Posted on:2001-12-25Degree:Ph.DType:Dissertation
University:Harvard UniversityCandidate:Dror, Judith MarieFull Text:PDF
GTID:1465390014454812Subject:Sociology
Abstract/Summary:
This dissertation examines the development of religious reformations as wide-scale transformations of religious belief and practice influenced by state policies, economic developments, international pressures, and philosophical developments. These transformations occur on the institutional and ideological level of a religious tradition. Aside from being concerned with religious reform, religious reformations are declarations of the status of individuals and communities within society. By cutting across classes, religious reformations support a new worldview and ordering of society and therefore are also connected to social transformations. Religious reformations are a culmination of propitious events, group interests, and the charisma, intellect, skill, and power of individuals. Extricating the term reformation from the Protestant Reformation I will argue that a religious reformation is a particular type of religious/social phenomenon that may occur at any point in history given the proper circumstances. Following this argument it becomes apparent that the factors which led to the emergence of the Protestant Reformation are the same factors which gave rise to the development of Reform Judaism, and indeed, can give rise to religious reformations in other religions such as Islam.
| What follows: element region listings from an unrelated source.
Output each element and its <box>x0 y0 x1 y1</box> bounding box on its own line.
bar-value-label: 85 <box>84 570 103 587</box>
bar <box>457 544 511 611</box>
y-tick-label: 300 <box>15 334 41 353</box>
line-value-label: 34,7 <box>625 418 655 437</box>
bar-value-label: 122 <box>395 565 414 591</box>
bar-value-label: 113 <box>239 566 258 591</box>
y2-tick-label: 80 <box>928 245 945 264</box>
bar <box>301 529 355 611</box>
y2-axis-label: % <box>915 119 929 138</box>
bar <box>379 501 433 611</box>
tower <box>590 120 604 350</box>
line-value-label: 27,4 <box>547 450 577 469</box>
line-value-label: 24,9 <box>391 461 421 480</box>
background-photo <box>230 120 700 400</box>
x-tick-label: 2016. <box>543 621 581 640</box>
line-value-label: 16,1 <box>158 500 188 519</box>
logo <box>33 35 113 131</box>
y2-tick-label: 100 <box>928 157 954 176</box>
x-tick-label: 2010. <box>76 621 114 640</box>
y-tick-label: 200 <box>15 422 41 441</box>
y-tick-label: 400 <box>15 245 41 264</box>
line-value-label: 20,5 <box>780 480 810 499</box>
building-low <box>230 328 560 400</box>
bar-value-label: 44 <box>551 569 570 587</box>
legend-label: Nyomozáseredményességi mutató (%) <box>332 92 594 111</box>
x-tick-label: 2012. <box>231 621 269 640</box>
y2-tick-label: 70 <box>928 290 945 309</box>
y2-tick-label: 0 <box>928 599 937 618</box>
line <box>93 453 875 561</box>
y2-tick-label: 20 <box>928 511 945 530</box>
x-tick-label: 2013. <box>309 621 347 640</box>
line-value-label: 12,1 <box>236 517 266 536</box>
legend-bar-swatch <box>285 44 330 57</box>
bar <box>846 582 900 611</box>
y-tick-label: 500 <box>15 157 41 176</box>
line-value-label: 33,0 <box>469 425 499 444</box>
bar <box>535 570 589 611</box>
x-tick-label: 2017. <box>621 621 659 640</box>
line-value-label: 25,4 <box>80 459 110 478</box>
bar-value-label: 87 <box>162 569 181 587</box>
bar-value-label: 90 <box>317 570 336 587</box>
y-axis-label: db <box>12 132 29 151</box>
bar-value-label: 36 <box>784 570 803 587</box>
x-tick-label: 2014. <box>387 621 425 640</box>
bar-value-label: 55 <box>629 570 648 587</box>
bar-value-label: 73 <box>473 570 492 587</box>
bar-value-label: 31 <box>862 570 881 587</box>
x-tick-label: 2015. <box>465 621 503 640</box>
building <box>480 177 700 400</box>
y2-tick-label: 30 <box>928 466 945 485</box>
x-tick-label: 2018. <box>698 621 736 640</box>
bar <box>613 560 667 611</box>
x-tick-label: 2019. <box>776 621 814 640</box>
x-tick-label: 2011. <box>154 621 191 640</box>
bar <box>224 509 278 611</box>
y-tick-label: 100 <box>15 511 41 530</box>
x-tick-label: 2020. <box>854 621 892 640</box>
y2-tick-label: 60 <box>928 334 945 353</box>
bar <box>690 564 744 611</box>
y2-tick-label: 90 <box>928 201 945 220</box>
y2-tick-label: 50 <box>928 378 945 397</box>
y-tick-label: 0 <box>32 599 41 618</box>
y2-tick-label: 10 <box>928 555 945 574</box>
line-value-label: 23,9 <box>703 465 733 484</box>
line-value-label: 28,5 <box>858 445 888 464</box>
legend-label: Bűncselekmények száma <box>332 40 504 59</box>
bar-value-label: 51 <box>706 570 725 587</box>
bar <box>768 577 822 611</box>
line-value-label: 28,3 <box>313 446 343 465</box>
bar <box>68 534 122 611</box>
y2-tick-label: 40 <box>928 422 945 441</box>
By accepting religious reformations as a type of religious phenomenon, one must ask "what are the fundamental characteristics of religious reformations?" In response I posit that at the most basic level religious reformations, such as the Protestant Reformation and Reform Judaism, represent a rejection of the legitimacy of one religious and social system and the proclamation of the legitimacy of another religious and social system. They encompass the adoption of a radically new cosmological order that states that the individual does not need intercessionary institutions to maintain a relationship with the Divine. Concurrently, state systems become open to the possibility of universal participation in government.